Choppies honchos violate securities act

  • Ram denies interest in Choppies SA operations
  • Ram, Farouk could face charges for insider trading
  • Ram, Farouk deliberately traded Far shares during a closed period
  • The two were allegedly mobilising funds to buy Choppies SA operations


Suspended Choppies CEO Ramachandran Ottapathu has refuted claims that he and his business partner Farouk Ismail are readying themselves to buy Choppies operations in South Africa.

The Botswana Gazette had gathered information to the effect that the impromptu transaction in which Ram and Farouk sold shares worth over P227 million in one of their companies known as Far Property Company during a closed period was guided by the need to mobilise cash and get ready to purchase Choppies SA operations, which have since been advertised.

Platinum Compass (Proprietary) Limited, a company owned by Ram and Farouk, bought 92 million shares from both Ram and Farouk after Far went into a closed period on July 1st. Following the Choppies financial scandal, the board decided Choppies should dispose of all its South African operations because they are making a loss. An Expression of Interest (EOI) was circulated last week in which interested bidders were invited to make an offer to purchase the operations.

Choppies operates over 200 stores across several African states but the highest number of stores, at over 88, is in South Africa. Insiders say the two millionaire businessmen decided to trade with the shares at a time when Far was in a closed period because they wanted to have cash ready since the sale of Choppies SA was already ongoing.

In response, Ram has denied their interest in buying Choppies SA operations. “I am a director and employee of Choppies. I cannot do that,” he said, adding that the transaction was simply a transfer of shares from their individual names to a company and that there is no need to complicate it.

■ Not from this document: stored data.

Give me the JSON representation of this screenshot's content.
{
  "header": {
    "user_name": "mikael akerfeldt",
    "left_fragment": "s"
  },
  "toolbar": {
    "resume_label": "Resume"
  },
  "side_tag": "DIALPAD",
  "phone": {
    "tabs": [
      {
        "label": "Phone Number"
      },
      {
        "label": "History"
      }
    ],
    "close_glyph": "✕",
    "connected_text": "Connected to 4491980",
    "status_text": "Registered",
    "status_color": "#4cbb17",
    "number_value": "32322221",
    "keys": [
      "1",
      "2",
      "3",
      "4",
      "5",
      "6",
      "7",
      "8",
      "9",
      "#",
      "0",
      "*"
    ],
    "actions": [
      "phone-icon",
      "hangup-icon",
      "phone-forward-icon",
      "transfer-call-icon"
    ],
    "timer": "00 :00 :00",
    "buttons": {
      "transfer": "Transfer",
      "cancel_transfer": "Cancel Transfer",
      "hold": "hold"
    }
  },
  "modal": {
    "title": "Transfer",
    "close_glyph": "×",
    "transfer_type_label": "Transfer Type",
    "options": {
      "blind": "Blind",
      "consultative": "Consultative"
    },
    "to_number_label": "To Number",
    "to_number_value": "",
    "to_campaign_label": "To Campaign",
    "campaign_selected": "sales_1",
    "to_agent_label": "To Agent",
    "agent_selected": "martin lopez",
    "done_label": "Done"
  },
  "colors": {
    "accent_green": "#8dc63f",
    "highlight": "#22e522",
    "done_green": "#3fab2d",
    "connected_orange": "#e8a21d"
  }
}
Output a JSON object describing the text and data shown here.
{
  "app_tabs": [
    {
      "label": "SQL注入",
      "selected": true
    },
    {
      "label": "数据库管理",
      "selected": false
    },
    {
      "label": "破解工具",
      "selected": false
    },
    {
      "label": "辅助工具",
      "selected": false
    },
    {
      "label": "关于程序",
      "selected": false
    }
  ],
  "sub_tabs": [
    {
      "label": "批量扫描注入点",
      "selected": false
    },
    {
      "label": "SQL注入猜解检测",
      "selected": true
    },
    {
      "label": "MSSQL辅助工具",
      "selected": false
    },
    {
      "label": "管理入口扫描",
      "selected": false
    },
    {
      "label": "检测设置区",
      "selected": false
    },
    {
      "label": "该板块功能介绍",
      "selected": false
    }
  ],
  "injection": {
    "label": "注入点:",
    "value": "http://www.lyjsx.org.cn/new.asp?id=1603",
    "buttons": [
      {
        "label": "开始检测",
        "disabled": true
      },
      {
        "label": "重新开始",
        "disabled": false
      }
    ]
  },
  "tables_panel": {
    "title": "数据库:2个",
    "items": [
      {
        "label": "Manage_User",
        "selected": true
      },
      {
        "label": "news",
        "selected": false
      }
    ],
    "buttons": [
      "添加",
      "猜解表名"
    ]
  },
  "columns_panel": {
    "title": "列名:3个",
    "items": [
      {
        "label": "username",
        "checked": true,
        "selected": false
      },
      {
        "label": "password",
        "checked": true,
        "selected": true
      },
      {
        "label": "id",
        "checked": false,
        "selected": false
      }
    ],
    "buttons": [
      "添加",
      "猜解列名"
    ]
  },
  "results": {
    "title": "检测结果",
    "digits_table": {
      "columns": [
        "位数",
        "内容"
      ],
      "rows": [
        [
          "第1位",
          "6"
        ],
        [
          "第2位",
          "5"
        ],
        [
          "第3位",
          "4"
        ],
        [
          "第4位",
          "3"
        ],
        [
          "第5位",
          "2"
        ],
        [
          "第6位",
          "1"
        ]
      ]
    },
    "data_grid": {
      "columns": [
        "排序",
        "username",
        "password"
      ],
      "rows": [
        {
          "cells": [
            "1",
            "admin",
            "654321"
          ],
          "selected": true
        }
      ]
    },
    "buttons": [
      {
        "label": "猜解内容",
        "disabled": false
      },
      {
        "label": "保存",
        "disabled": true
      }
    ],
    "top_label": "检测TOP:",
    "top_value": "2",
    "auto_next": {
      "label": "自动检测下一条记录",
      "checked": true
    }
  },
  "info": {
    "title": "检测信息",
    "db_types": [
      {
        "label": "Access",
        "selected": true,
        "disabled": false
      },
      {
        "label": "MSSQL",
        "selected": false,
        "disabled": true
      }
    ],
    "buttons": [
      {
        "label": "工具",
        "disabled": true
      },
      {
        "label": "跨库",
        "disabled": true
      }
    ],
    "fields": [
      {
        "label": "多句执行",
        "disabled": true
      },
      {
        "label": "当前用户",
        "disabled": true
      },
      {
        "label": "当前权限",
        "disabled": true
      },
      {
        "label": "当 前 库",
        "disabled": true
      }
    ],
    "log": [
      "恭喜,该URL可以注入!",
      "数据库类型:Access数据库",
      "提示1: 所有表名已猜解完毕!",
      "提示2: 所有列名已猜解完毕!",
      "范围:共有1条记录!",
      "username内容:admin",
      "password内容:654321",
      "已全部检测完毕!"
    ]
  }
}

Asked about the urgency of transferring the shares during a closed period against the Securities Act instead of waiting for the period to pass, Ram retorted: “Why don’t you ask the BSE? They were fully aware of that transaction. We did nothing wrong.”

However, The Botswana Gazette has established that Ram and Farouk could be liable to a fine not exceeding P200 000 or a jail term not exceeding 10 years or both for insider trading and the trading of Far Properties shares at a time when the company was in a closed period, violating the Securities Act.

A communiqué published by Far Property Company on the BSE announced that Ottapathu and Farouk each sold 46 million shares at a price of P2.47, cashing P113.620 million each. Ismail had a 39.46 percent stake in Far Property as at June 2018 while Ottapathu owned 38.18 percent.

During a closed period, an issuer deals with price-sensitive matters known to insiders only even if the issuer is not trading under a cautionary announcement. During a closed period, parties within the organisation and related entities are in possession of information that is not publicly known and so can be seen to be using it to their exclusive advantage.

The chief executive of the BSE Thapelo Tsheole has declined to comment on the matter. Even so, according to the Securities Act, a person who knows that he or she has inside information shall not deal directly or indirectly or through an agent for his or her own account in the securities listed on a securities exchange to which the inside information relates or which are likely to be affected by it.

An insider shall not be considered as having contravened the provision if such an insider proves on a balance of probabilities that he or she only became an insider after he had given instructions to deal to a securities broker or dealer and the instruction was not changed in any manner after he or she became an insider.

An insider contravening the law is liable to a fine not exceeding P200 000 or imprisonment for a term not exceeding 10 years or both.